# Tappan Lake Saugeye



## Mr. Moony (Sep 10, 2008)

Ice fished Tappan again tonight. Nothing! Been ice fishing Tappan for 3 years now and haven't caught a saugeye yet for that matter I've fished Tappan pretty hard for the last 3 years on soft water even and haven't caught hardly any saugeye. Always find myself going back to Clendening or Piedmont. Where have all the Tappan saugeye gone to?? I bet I have an idea they are at Buckeye Indian Alum Creek, Deer Creek, they're all in the Columbus area. I believe the state needs to stock tappan like they used to when you could catch saugeye. Like the good ole days! Becuase us people in Southeast Ohio love to catch saugeye too, but don't want to drive to Columbus area to do so.


----------



## tcba1987 (Jun 22, 2004)

yep the fishing has went down hill FAST over the past few years........i think too many people are eating EVERY saugeye that they catch out there !!!


----------



## fishing_marshall (Jun 12, 2004)

Buckeye and Indian are shallow compared to Tappan so the fish don't have many places to hide. Some lakes are harder than others to figure out when it comes to ice fishing. I consistently catch saugeye at tappan during the summer on cranks and crawler harnesses.


----------



## Mr. Moony (Sep 10, 2008)

there is no comparison from 10 years ago what happend to the numbers people arent keeping and eating somthing that aint there


----------



## Mr. Moony (Sep 10, 2008)

i mr moony will put a bounty on all saugeye caught at tappan lake through the ice. (just jokin) I do know some lakes are sleepers when it comes to ice fishing but Tappan lake is in a coma and I wish they would stock that sucker like they used to.


----------



## Mr. Moony (Sep 10, 2008)

hey marshall glad to have you reply to my thread.i have been reading ogf for three years now and just started posting and became a member .so its time for me to give back what all you ogfers have given me.i fish alot and will post alot of good fishing information.marshall have shared alot of good info.the way its needs to be.i will do the same.you learned me how to catch gators in the tusk and have never met ya.keep up the good reports and i will to.


----------



## wave warrior (Oct 2, 2005)

rex calls tappan the dead sea!!! have not caught an eye thru the ice there ever...3 seasons iceing there and only a few good days...one 2 day span we killed white bass and a few channels were caught but its a strange lake to figure out!!i keep telling myself "one of these days" but i'm still waiting!! will keep trying though...


----------



## Muskarp (Feb 5, 2007)

Mr. Moony said:


> Ice fished Tappan again tonight. Nothing! Been ice fishing Tappan for 3 years now and haven't caught a saugeye yet for that matter I've fished Tappan pretty hard for the last 3 years on soft water even and haven't caught hardly any saugeye. Always find myself going back to Clendening or Piedmont. Where have all the Tappan saugeye gone to?? I bet I have an idea they are at Buckeye Indian Alum Creek, Deer Creek, they're all in the Columbus area. I believe the state needs to stock tappan like they used to when you could catch saugeye. Like the good ole days! Becuase us people in Southeast Ohio love to catch saugeye too, but don't want to drive to Columbus area to do so.

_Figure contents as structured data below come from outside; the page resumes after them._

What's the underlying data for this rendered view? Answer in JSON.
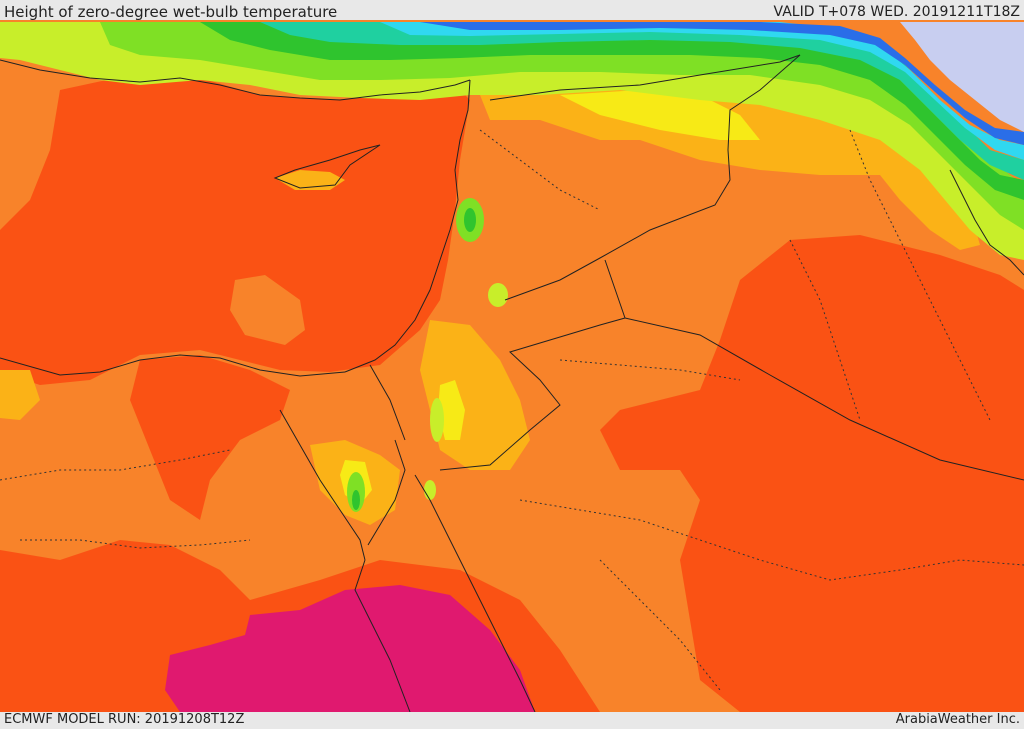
{
  "header": {
    "title": "Height of zero-degree wet-bulb temperature",
    "valid": "VALID T+078 WED. 20191211T18Z"
  },
  "footer": {
    "model_run": "ECMWF MODEL RUN: 20191208T12Z",
    "credit": "ArabiaWeather Inc."
  },
  "colors": {
    "deep_orange": "#fa5214",
    "orange": "#f8832a",
    "light_orange": "#fbb217",
    "yellow": "#f7ea16",
    "yellow_green": "#c8ee2a",
    "light_green": "#7fe025",
    "green": "#2fc42e",
    "teal": "#1fd0a0",
    "cyan": "#30d8f0",
    "blue": "#2a6ee8",
    "light_blue": "#6ea0f0",
    "lavender": "#c8cef0",
    "magenta": "#e0196f"
  }
}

I can assure you Alum gives up no more suageye than Tappan. I've been pounding it for years (full alotment of tip-ups and rods, even eletronics), and still can hardly find a couple a year. As for Buckeye and Indian, Marshall hit that one on the head. Plus they both have large amounts of ice anglers on them. If nobody is out looking for them than nobody is going to find them. Gotta figure out where they are and when they are feeding. Fishing 101.


----------



## Mr. Moony (Sep 10, 2008)

hey wave warrior,i was at tappen couple years ago and caught lots of white bass also i met reel dirty one there and i bet you were with him.heck i cant even get on the whites any more


----------



## KATKING (Jun 10, 2006)

Go to atwood, its not to far away from tappen and the eye fishing there ain't bad at all


----------